Faith is the result of an operant conditioning. It is in the same case
when we tell a boy, that he must put the lost tooth under the pillow and
the tooth fairy would put for him a sweet or other gift.

Then, you have done nothing to deserved your faith in Hari Krishna or
in Jesus. It had been inoculated in you, like when you were inoculated
against measles or other common illness of children. Then, the boy is
not right or wrong for being inoculated, but he was a passive receptor.

The same case with your faith in Jesus. Just imagine that you were taught
the faith in Muhammad and the Koran. You will be a Muslim.
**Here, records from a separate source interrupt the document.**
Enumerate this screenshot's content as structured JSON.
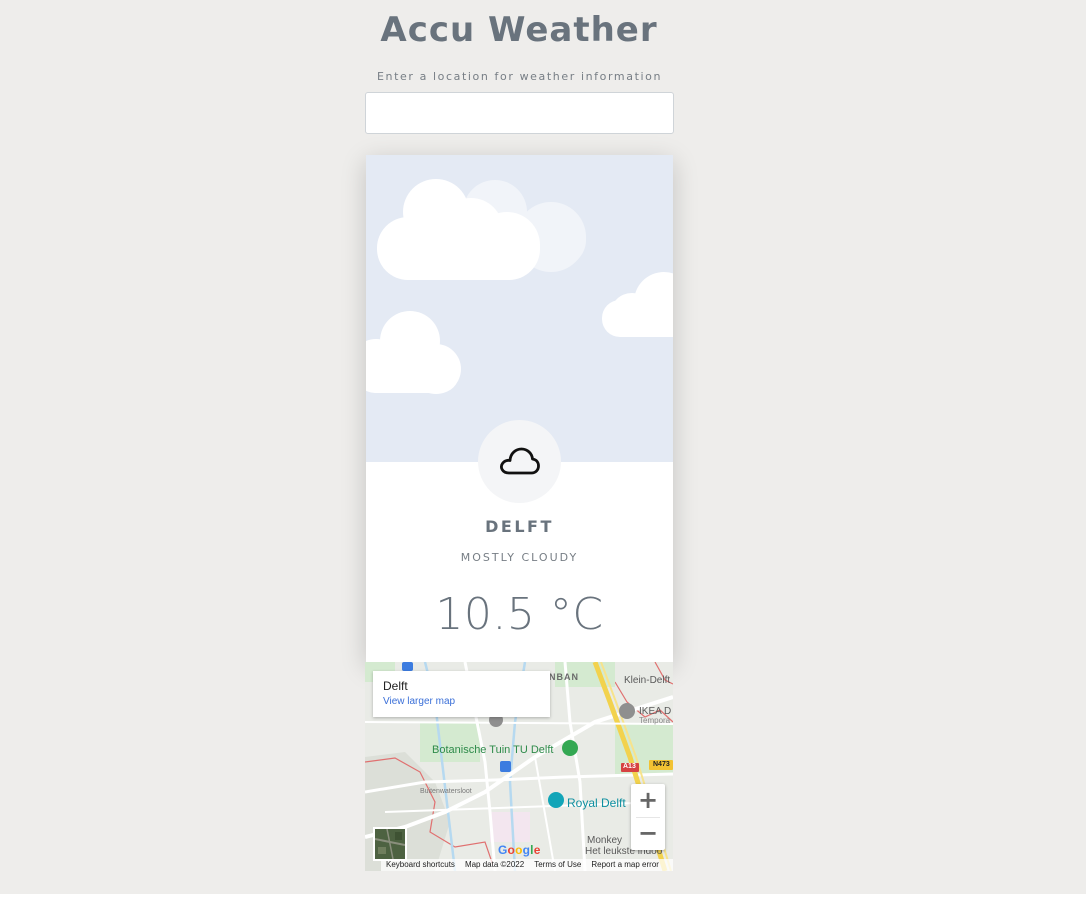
{
  "header": {
    "title": "Accu Weather",
    "search_label": "Enter a location for weather information",
    "search_value": "",
    "search_placeholder": ""
  },
  "weather": {
    "city": "DELFT",
    "condition": "MOSTLY CLOUDY",
    "temperature": "10.5 °C",
    "icon": "cloud-icon"
  },
  "map": {
    "info_place": "Delft",
    "info_link": "View larger map",
    "labels": {
      "klein_delft": "Klein-Delft",
      "nban": "NBAN",
      "ikea": "IKEA D",
      "tempora": "Tempora",
      "botanische": "Botanische Tuin TU Delft",
      "royal_delft": "Royal Delft",
      "monkey": "Monkey",
      "het_leukste": "Het leukste indoo",
      "buitenwatersloot": "Buitenwatersloot",
      "a13": "A13",
      "n473": "N473"
    },
    "zoom_in": "+",
    "zoom_out": "−",
    "google": "Google",
    "attribution": {
      "shortcuts": "Keyboard shortcuts",
      "map_data": "Map data ©2022",
      "terms": "Terms of Use",
      "report": "Report a map error"
    }
  }
}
Then, being
a Muslim, or a Christian, or a Buddhist, or other, is not a merit per se.
It is not right not wrong, is a passive condition. You cannot fight
against this, for you had been inoculated with that germ. It would take
a little miracle for you to become an atheist. Our brain washing is rather
strong, and it would take a great specialist to change that. Then, you
would not let yourself to be influenced by an specialist to change. For
you think is a great thing to be a Muslim, or a Christian, or a Krishnata
or other.
That is the reason you feel so sure walking on this site. You feel sort
of invulnerable to the germs of this site.